We have frequently treated upon this subject at length, and can find no other solution of the difficulty than that of excluding them by law, basing it upon the acknowledged proposition that every nation has a right to adopt such regulations as are essential to its prosperity, contentment, welfare and safety. If justice were done in the premises, it would be right to apportion all the emancipated slaves among the abolition districts of the north, from which has sprung the project of bringing these slaves into the horrid condition described by the Ledger. But the northern states will unanimously forbid the slaves coming. They are working to bring these people to destruction, but will not lift a finger to ameliorate their sufferings.

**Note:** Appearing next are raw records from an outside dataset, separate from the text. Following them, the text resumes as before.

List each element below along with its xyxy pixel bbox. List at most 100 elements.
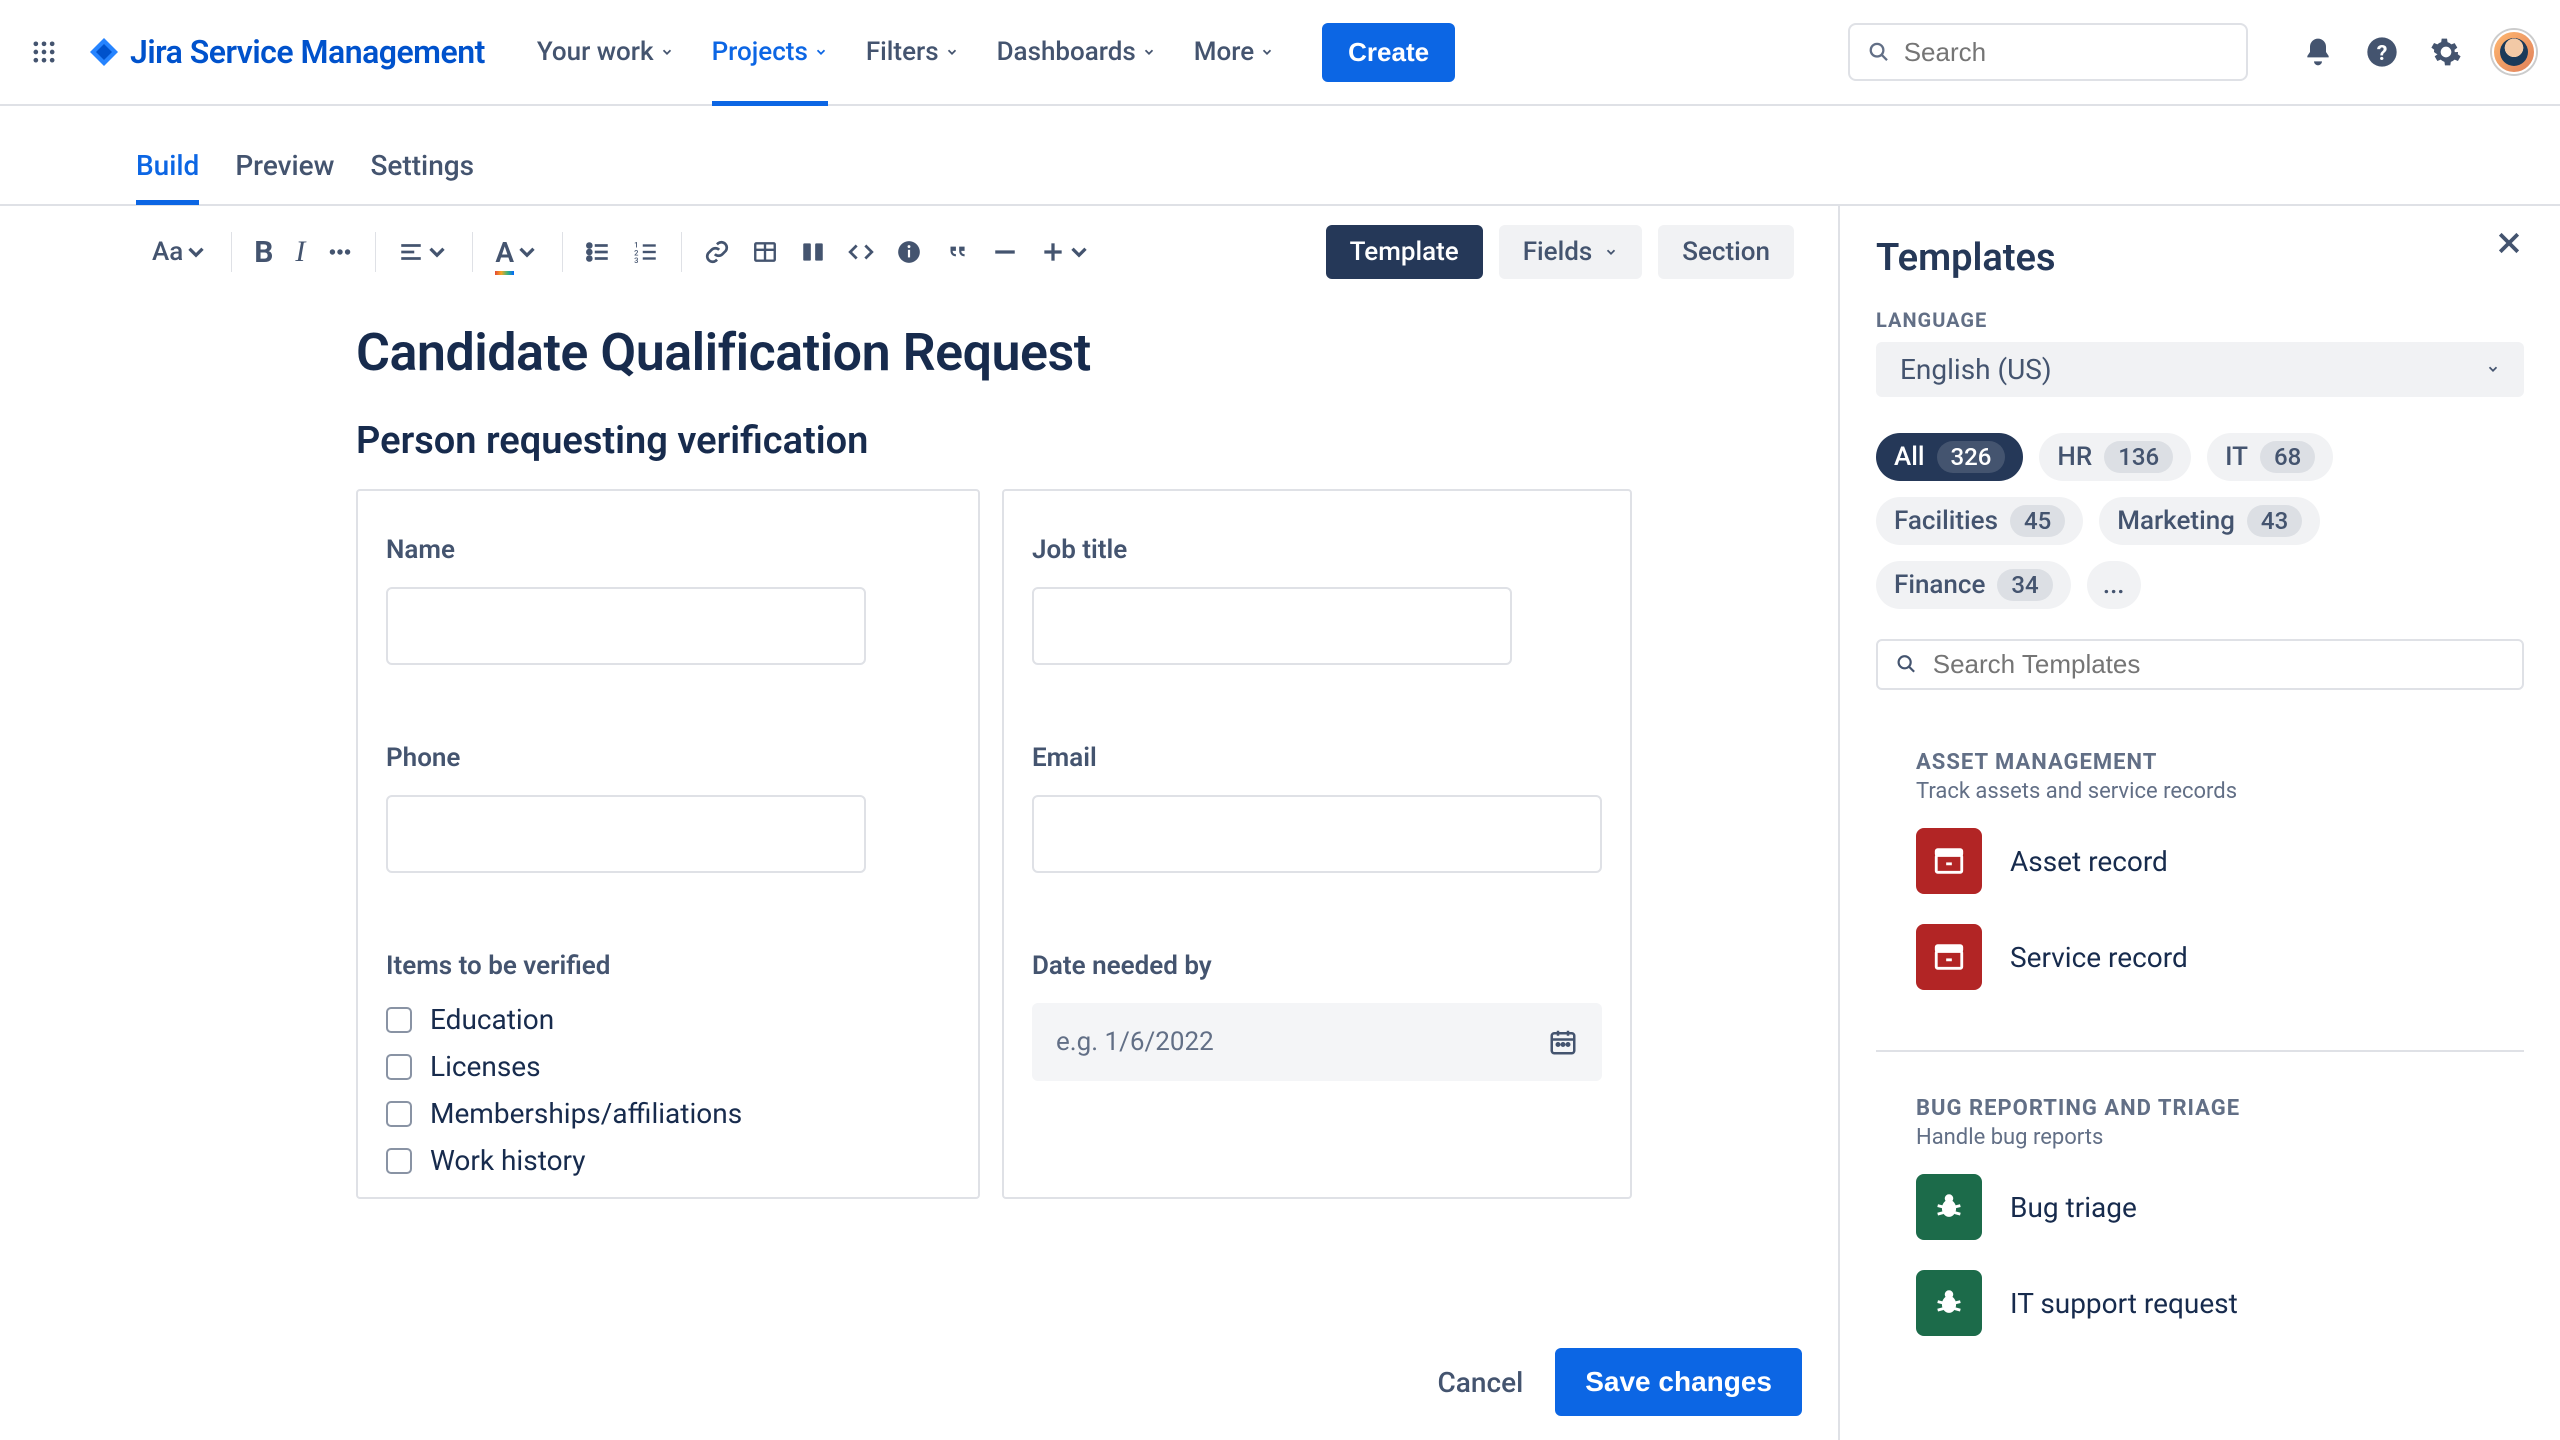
help-icon[interactable]: ? bbox=[2364, 34, 2400, 70]
check-label: Work history bbox=[430, 1144, 586, 1177]
check-label: Education bbox=[430, 1003, 554, 1036]
filter-chip-hr[interactable]: HR136 bbox=[2039, 433, 2191, 481]
filter-chip-marketing[interactable]: Marketing43 bbox=[2099, 497, 2320, 545]
name-input[interactable] bbox=[386, 587, 866, 665]
global-search[interactable] bbox=[1848, 23, 2248, 81]
section-pill[interactable]: Section bbox=[1658, 225, 1794, 279]
tab-build[interactable]: Build bbox=[136, 149, 199, 204]
chevron-down-icon bbox=[660, 45, 674, 59]
chevron-down-icon bbox=[945, 45, 959, 59]
chevron-down-icon bbox=[183, 239, 209, 265]
template-section-desc: Handle bug reports bbox=[1916, 1125, 2524, 1150]
svg-text:3: 3 bbox=[634, 256, 638, 265]
chevron-down-icon bbox=[2486, 362, 2500, 376]
bug-icon bbox=[1916, 1270, 1982, 1336]
brand-text: Jira Service Management bbox=[130, 33, 485, 71]
table-button[interactable] bbox=[752, 239, 778, 265]
code-button[interactable] bbox=[848, 239, 874, 265]
fields-pill[interactable]: Fields bbox=[1499, 225, 1643, 279]
divider-button[interactable] bbox=[992, 239, 1018, 265]
nav-filters[interactable]: Filters bbox=[866, 0, 959, 104]
template-item[interactable]: Bug triage bbox=[1916, 1174, 2524, 1240]
filter-chip-it[interactable]: IT68 bbox=[2207, 433, 2333, 481]
filter-chip-all[interactable]: All326 bbox=[1876, 433, 2023, 481]
align-dropdown[interactable] bbox=[398, 239, 450, 265]
brand[interactable]: Jira Service Management bbox=[88, 33, 485, 71]
check-item[interactable]: Education bbox=[386, 1003, 950, 1036]
template-pill[interactable]: Template bbox=[1326, 225, 1483, 279]
chevron-down-icon bbox=[1142, 45, 1156, 59]
email-label: Email bbox=[1032, 743, 1602, 773]
doc-title[interactable]: Candidate Qualification Request bbox=[356, 322, 1632, 383]
box-icon bbox=[1916, 924, 1982, 990]
quote-button[interactable] bbox=[944, 239, 970, 265]
bullet-list-button[interactable] bbox=[585, 239, 611, 265]
cancel-button[interactable]: Cancel bbox=[1438, 1366, 1524, 1399]
template-section: BUG REPORTING AND TRIAGEHandle bug repor… bbox=[1876, 1096, 2524, 1396]
table-icon bbox=[752, 239, 778, 265]
name-label: Name bbox=[386, 535, 950, 565]
chevron-down-icon bbox=[1604, 245, 1618, 259]
date-input[interactable]: e.g. 1/6/2022 bbox=[1032, 1003, 1602, 1081]
insert-dropdown[interactable] bbox=[1040, 239, 1092, 265]
checkbox[interactable] bbox=[386, 1054, 412, 1080]
user-avatar[interactable] bbox=[2492, 30, 2536, 74]
template-search[interactable] bbox=[1876, 639, 2524, 690]
template-search-input[interactable] bbox=[1931, 648, 2504, 681]
doc-subtitle[interactable]: Person requesting verification bbox=[356, 419, 1632, 463]
jobtitle-input[interactable] bbox=[1032, 587, 1512, 665]
nav-dashboards[interactable]: Dashboards bbox=[997, 0, 1156, 104]
check-item[interactable]: Memberships/affiliations bbox=[386, 1097, 950, 1130]
create-button[interactable]: Create bbox=[1322, 23, 1455, 82]
notifications-icon[interactable] bbox=[2300, 34, 2336, 70]
language-label: LANGUAGE bbox=[1876, 308, 2524, 332]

Illinois is probably better prepared to accommodate these people than any other state, but long experience has proved that this worthless and useless class is too great an impediment and burden, even here. This was felt to such an extent that it was found necessary to pass laws keeping them out. This state was formerly a favorite underground for them, and, but for such a law, emancipation and confiscation would bring them here in overwhelming numbers. Six-sevenths of the state of Kentucky lie north of the southern extremity of Illinois, giving the slaves of the "border states" a climate corresponding with their own, and a soil of unsurpassed fertility and plenty of it, at a low price. If, then, our people have found these negroes useless and mischievous, how much more so will they be found where the rigor of climate and the poverty of soil precludes the existence of idlers.

Illinois has provided against the coming storm, and every yankee state will do the same in less than two years. Confiscate and emancipate the slaves and the negro's doom is sealed.

The Ledger suggests "colonization." It would be gratifying to have the Ledger reconcile compulsory colonization with philanthropy or honor; and without compulsion, not one in one hundred slaves will leave.